The storm passes
By any measure, the first nine months of 2017 have been stellar for China Airlines’ cargo operations. Cargo traffic rose 8.1 percent, year-over-year, during that period, outpacing capacity, which was up only 4.6 percent. Overall load factors, as a result, were 2.4 percentage points higher, at 69.7 percent.

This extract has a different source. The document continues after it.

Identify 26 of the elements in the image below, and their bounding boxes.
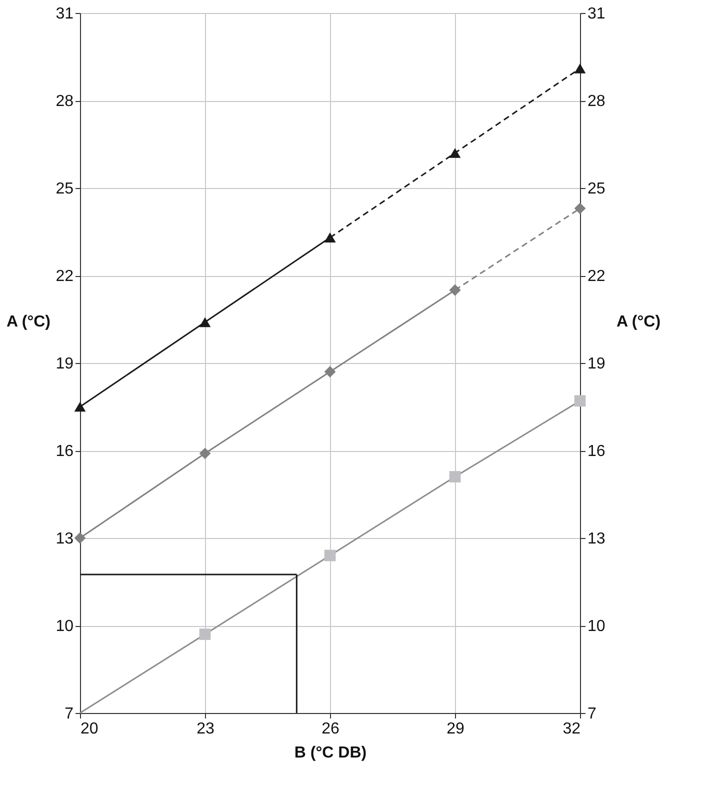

Cargo traffic, alone, is meaningless unless revenues and yields grow in parallel, and this year, they surely have. Cargo revenues are up 20.6 percent, y-o-y, and Taiwan dollar cargo yields are up 11.5 percent for the first eight months of the year. In the end, it all comes back to CI’s flexible freighter network, which enables capacity to be adjusted “on the fly, based on market changes,” said Liu. Additional legs can be added to flights from Penang or Delhi, for example, if demand in, say, Manila or Singapore materializes. These additions can “boost product returns from inter-regional direct flights, and improve the economic performance of each flight.”
In the future, CI will strengthen the interplay between its freighters and passenger aircraft “to develop a cargo network with Taiwan as the central hub,” said Liu. “Inter-regional freight destinations and services in Asia will be integrated with European and American trans-oceanic routes to offer a transportation service with optimal transfer times.”
Another blossom on the branch for CI is e-commerce, which Liu believes “will be the growth driver for the air cargo industry.”